I have been a Christian my whole life and I do believe in Heaven. My husband doesn't really believe in God. He believes that there may be a God but he isn't sure. It honestly worries me that he doesn't have full faith in God, and that he may not make it into Heaven. I'm not really sure how that works, or what it will take to show him that God really does exist. Do you have any advice on this?
- W.M.
Answer: My first response to people of faith who want to convert their loved ones to a life of faith is: Would you appreciate your agnostic or atheist friends trying to take your faith away from you? People who don’t share our religious vocabulary still have values, and they cherish their values. They probably don’t appreciate having their values insulted anymore than we religious types do. So, in the spirit of the Golden Rule, if we wouldn’t want people to take our religion from us, then we might not want to take their contentment with a lack of religion from them.

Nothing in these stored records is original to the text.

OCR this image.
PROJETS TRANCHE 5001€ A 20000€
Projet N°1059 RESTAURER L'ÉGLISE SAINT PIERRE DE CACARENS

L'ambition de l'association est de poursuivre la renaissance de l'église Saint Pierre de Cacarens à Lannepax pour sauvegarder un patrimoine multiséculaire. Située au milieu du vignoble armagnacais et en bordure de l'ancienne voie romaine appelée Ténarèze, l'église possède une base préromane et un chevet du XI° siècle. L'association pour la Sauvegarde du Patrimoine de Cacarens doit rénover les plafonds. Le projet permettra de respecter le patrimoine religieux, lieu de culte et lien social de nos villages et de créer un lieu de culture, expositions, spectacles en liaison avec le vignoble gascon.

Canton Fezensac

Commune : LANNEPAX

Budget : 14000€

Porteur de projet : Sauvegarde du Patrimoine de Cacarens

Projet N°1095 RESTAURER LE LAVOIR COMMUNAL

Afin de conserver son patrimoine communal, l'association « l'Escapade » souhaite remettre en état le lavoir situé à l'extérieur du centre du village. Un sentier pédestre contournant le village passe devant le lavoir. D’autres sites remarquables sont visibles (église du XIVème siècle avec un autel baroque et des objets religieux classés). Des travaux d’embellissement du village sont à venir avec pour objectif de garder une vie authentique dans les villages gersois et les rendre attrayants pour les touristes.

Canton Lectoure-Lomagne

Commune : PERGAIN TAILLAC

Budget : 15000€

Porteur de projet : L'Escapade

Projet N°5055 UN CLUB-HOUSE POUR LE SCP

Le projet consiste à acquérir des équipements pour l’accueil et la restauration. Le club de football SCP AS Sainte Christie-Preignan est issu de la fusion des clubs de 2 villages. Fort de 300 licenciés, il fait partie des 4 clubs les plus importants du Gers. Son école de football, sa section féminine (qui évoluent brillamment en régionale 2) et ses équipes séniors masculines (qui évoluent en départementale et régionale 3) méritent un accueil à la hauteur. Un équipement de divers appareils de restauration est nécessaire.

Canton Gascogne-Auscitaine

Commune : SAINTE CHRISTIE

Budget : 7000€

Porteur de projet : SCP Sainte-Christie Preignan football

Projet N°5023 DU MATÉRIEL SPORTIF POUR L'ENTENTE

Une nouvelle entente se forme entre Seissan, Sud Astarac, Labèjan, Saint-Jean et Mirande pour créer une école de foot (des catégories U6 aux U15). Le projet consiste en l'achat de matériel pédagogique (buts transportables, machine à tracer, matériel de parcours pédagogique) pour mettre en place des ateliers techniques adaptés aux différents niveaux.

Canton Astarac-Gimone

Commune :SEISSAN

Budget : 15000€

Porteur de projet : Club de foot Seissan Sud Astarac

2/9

Now, that being said, we certainly want to make our religious communities as relevant, as empowering, as optimistic, as loving, and as welcoming as possible. As we do that, people from all kinds of religious and philosophical backgrounds will find themselves attracted to us. And then if and when they embrace our kind of faith, it is a personal decision that was in no way coerced, and one that they can feel good about having made for themselves.
Finally, I have to admit my bias in all of this. I am a humanist and a universalist. By that I mean I have a high anthropology (I do not believe that people are innately depraved and can only be “saved” from their depravity by religious means) and I believe that the divine Spirit (“in which we live and move and have our being”) rejects no one for any reason. I can’t believe that anyone is eternally damned, especially for what their opinions in life happened to be!
My faith is in the universal power of divine Love which seeks to heal our loneliness, despair, and degradation (in this life) and which excludes none of us (in this life or beyond) for any reason. I’m sure your husband believes in beauty, in love, in hope, in compassion, in kindness, in justice, in joy…in all the Goodness that I believe God is. He may not call that Goodness God, but “what’s in a name? That which we call a rose by any other name would smell just as sweet” (Shakespeare). Whether or not your husband believes in God, I am certain that the infinite Love that I call God believes in your husband. And isn’t that enough?